A dangling pine branch half covered the housefront, and in the tall grass that had grown outside the door in his absence a dog with the face of a human eccentric stood as though legless, watching the sea gulls gliding between the trees. Sitting with the neighbor family in a semicircular sun-bright extension of the living room, Sorger knew that for the present nothing could shake him; he was prepared for anything, capable of everything he wanted to be capable of. Without effort his eyes, which in the wilds had grown accustomed to long distances, adjusted themselves to the family circle on either side of him. Back at last, he participated in his neighbors’ life with the authority of a man who knows the earth, who is still somewhat tired from what he has been through, and whose tiredness makes him seem alive.

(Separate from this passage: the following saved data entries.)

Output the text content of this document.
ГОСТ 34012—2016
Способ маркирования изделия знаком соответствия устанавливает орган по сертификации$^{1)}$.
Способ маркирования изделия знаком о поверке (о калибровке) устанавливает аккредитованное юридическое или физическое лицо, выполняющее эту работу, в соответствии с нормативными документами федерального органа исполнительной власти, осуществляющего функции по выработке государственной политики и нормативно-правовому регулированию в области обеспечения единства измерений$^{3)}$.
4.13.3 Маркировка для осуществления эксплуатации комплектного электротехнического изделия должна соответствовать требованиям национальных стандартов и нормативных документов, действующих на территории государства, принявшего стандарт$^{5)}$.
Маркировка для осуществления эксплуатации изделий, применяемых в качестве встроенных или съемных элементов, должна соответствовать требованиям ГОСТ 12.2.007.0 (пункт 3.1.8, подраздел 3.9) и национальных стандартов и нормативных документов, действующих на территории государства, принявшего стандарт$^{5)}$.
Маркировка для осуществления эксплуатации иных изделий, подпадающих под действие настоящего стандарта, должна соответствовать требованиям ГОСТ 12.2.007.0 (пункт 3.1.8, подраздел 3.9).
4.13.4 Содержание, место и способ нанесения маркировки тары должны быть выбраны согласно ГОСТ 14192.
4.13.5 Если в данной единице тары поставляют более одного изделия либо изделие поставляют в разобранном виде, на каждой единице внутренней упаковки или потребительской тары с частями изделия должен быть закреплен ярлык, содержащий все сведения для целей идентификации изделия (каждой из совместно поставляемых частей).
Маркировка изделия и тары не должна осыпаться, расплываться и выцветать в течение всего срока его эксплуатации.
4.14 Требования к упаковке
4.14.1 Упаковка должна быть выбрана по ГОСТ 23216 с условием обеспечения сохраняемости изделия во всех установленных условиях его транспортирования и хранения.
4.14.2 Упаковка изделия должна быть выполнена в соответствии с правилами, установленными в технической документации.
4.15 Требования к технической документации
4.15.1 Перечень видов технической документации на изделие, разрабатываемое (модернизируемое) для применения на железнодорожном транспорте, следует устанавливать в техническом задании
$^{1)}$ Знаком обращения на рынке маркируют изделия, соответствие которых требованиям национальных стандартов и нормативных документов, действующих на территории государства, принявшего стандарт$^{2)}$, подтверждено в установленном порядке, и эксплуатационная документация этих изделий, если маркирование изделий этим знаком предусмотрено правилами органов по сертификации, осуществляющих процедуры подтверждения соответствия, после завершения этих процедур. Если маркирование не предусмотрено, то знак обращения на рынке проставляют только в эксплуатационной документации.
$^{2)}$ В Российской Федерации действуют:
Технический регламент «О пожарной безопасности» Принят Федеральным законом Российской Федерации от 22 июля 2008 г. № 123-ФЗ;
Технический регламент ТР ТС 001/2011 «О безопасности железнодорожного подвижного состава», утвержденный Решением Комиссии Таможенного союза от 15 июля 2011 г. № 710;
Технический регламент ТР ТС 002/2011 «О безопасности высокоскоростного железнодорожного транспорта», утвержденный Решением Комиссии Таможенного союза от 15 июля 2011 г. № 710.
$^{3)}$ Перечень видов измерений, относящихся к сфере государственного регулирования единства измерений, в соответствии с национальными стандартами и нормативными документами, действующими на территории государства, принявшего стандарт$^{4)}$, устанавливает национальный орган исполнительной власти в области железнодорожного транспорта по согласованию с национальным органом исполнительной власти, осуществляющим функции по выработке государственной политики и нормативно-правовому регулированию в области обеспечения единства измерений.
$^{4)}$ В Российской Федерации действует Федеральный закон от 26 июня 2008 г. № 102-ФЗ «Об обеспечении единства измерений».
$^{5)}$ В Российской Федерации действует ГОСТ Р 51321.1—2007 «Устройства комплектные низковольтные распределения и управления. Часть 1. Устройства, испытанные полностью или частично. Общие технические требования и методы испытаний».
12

He was not, as usual in company, divided among unstable, disparate images; today his imagination was one, encompassing himself and those with him. All attention, the (rather abstemious) Sorger actually grew strong in enjoyment; his pleasure in eating (and in things in general) moved him with an aimless desire for conquest; all the rest of his long life would be devoted to enjoyment. Meanwhile, he had a delightful feeling of his own face, especially his eyes and mouth, and the bank notes, which crackled from time to time in his trouser pocket, gave him another, related feeling.